Previously, Reynolds was able to capture 70% market share with its Camel snus product, and he hopes to repeat that success. Snus is a moist powder tobacco product contained in a pouch that users place under their lips. FDA control could jeopardize those plans and left Reynolds in search of other engines for income.
Reynolds American is highly dependent on innovation, as cigarette smoking continues to fall, and smoking in public places is becoming less tolerant. In fact, Reynolds sees its smokeless tobacco products as “more in line with public expectations with respect to tobacco products in use today,” according to the 2010 statement. Nevertheless, concerns about the health risks of smokeless tobacco and fear that products such as mint and cinnamon balls Camel appeal to children can make new products less socially acceptable.
Despite the drop in cigarette consumption in the United States, Reynolds remains popular among investors due to strong global presence and consistent dividend growth even during the sub prime mortgage crisis in 2008, when stocks fell to nearly $ 18 per share.

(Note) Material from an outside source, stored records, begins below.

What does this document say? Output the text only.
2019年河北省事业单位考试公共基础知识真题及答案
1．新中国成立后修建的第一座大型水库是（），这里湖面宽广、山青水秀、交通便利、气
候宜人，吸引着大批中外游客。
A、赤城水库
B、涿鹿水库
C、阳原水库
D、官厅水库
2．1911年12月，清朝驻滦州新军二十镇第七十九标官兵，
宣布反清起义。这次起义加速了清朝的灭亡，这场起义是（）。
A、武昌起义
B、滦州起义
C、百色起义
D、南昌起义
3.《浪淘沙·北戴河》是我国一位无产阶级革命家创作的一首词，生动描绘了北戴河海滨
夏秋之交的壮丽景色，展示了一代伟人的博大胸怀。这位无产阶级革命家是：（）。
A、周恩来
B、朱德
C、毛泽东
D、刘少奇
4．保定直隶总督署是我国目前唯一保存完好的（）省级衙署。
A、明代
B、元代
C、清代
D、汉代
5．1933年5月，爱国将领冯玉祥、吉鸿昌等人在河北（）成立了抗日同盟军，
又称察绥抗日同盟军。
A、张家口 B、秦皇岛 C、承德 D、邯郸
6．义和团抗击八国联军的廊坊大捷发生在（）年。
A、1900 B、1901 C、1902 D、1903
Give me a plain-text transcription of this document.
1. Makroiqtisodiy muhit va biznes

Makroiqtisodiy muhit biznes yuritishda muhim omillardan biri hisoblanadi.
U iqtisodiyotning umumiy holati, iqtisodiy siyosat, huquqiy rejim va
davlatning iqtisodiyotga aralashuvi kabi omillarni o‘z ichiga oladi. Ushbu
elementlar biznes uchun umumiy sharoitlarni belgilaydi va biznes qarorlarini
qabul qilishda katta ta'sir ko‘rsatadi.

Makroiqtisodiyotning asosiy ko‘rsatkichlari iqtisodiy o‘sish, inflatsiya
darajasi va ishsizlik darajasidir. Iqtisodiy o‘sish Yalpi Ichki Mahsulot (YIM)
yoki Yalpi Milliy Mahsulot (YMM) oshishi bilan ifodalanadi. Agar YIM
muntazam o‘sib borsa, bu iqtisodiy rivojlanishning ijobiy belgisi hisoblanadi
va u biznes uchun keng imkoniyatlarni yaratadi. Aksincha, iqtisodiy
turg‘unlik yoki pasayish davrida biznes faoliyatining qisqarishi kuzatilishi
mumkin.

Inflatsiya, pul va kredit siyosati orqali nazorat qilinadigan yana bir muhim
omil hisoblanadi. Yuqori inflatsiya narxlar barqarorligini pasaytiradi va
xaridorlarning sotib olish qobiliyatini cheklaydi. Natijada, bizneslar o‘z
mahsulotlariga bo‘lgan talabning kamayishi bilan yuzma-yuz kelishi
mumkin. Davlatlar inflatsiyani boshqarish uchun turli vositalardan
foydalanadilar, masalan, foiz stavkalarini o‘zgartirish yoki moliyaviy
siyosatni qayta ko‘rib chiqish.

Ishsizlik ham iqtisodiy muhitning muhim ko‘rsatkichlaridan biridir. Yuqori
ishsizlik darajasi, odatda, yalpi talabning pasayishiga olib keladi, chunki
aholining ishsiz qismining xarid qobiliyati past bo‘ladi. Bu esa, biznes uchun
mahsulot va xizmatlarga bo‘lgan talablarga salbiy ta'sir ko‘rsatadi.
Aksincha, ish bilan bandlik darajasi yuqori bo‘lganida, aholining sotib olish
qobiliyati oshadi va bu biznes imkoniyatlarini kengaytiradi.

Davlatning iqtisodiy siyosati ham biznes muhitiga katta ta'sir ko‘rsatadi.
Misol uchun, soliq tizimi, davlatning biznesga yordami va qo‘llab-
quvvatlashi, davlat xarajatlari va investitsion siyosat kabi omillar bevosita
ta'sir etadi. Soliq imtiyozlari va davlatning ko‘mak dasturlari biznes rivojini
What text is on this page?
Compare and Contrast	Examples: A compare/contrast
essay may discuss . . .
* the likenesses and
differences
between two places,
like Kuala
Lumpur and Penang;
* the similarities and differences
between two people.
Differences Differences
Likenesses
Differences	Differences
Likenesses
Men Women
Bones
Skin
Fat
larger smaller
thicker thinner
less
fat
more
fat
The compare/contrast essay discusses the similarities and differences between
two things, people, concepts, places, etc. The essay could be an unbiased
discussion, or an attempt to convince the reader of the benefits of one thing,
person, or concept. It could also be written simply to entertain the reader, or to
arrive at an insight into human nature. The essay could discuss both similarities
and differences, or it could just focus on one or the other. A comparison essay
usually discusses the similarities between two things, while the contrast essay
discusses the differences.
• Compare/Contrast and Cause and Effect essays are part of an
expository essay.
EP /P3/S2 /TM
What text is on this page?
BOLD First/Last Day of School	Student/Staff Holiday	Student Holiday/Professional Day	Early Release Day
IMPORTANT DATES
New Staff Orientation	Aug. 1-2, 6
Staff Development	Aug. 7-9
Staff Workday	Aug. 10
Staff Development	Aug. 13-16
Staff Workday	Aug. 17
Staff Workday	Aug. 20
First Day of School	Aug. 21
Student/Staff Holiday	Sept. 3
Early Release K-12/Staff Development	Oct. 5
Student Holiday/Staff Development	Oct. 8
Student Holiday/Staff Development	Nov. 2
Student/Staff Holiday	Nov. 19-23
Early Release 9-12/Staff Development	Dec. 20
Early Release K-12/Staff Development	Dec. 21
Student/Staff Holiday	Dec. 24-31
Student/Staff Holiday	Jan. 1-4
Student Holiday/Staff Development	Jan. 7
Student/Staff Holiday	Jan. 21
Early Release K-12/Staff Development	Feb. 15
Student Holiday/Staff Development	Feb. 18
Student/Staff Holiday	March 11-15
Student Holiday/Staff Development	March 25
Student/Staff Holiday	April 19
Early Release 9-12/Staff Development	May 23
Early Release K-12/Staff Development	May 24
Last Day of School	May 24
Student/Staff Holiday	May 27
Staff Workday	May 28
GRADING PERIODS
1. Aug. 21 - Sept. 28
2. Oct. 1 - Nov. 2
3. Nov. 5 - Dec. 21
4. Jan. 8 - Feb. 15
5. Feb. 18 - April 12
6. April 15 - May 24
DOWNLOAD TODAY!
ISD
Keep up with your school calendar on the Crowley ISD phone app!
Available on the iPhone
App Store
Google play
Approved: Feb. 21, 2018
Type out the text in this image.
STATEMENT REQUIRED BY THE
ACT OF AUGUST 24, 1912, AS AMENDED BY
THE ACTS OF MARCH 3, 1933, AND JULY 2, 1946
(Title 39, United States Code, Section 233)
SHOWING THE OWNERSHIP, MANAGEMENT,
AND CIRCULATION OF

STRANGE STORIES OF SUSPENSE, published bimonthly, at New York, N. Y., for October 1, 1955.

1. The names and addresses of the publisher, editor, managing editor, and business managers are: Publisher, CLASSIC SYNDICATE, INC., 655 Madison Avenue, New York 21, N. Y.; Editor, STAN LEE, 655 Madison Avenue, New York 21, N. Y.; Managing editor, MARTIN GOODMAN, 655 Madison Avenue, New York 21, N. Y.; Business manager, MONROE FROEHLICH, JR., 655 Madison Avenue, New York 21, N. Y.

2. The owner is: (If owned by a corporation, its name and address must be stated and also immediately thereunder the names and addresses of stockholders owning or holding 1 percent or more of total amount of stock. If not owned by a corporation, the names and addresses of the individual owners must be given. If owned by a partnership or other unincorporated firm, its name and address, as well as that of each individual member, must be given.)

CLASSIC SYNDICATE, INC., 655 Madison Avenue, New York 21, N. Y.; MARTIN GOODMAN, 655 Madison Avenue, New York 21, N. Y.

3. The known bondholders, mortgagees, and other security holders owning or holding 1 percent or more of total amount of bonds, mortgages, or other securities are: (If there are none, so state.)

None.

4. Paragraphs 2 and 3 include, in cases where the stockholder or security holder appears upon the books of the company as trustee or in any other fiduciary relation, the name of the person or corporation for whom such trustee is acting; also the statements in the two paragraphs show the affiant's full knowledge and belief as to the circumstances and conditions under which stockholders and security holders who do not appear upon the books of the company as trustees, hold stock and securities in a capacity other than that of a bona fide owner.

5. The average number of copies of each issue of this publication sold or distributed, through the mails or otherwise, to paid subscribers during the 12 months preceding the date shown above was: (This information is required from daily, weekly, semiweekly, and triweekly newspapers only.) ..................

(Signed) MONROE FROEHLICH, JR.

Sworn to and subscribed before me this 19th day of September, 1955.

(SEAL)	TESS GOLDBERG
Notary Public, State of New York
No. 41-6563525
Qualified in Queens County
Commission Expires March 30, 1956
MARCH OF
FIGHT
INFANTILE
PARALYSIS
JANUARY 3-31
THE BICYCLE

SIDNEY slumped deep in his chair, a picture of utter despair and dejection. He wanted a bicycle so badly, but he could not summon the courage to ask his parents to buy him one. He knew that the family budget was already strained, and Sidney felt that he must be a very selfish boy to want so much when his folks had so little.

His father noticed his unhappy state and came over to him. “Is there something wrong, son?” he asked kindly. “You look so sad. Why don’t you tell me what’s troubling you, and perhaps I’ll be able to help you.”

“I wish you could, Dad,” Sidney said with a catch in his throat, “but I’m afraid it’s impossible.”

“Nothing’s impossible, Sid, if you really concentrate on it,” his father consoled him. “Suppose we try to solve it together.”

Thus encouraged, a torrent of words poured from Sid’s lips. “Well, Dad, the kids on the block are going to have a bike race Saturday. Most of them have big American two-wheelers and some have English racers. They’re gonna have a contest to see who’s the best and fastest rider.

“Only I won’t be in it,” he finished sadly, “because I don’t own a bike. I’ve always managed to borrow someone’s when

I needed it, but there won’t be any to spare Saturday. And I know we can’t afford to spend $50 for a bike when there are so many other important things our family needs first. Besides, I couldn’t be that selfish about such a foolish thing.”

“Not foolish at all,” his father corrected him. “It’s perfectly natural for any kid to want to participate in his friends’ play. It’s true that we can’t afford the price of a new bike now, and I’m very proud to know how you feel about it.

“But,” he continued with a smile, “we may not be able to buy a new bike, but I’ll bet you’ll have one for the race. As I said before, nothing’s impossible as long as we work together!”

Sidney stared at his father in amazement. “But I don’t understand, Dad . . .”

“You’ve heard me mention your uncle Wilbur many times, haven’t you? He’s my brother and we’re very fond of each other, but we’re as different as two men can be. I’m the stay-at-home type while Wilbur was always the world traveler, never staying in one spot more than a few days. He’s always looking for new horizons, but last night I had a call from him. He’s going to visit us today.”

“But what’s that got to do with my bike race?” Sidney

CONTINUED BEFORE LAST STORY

Reynolds, an increase in dividends in the last quarter by 5.7% largely due to increased operating profit by 2.6% compared with the previous year.
The company also saw its operating margin to grow steadily due to rising prices and greater productivity that offset declining cigarette sales. There is a great opportunity to raise prices, if necessary, as a pack of cigarettes in the Reynolds averaged less than offerings from rivals Lorillard and Altria.
Despite lower prices, the company was unable to increase its share of the cigarette market. On the other hand, its smokeless products account for 31.4% of the market sector and the company offers more growth opportunities than cigarettes. Smokeless is not kept in net sales to dip slightly, compared with $ 6.1 billion to $ 6 billion for the first three quarters of 2011.
With greater reliance on smokeless alternatives, more FDA regulation of these new tobacco products could hit Reynolds, where they are most vulnerable.
Another key risk for the company is the price of goods that can continue to grow in 2012. Higher costs of tobacco and the paper would reduce the company’s operating margin, which has remained almost flat in the third quarter of 2011 to 31.2%, up 1.4 percentage points from the previous year.
Tobacco companies can not ignore the headache of growth of state and federal excise taxes, which remain a serious concern as cash-strapped states looking for revenue sources without raising taxes. Sin taxes on tobacco products remain popular in many parts of the United States for the same reason that the smokeless tobacco market is growing: smoking less in line with public expectations than ever before.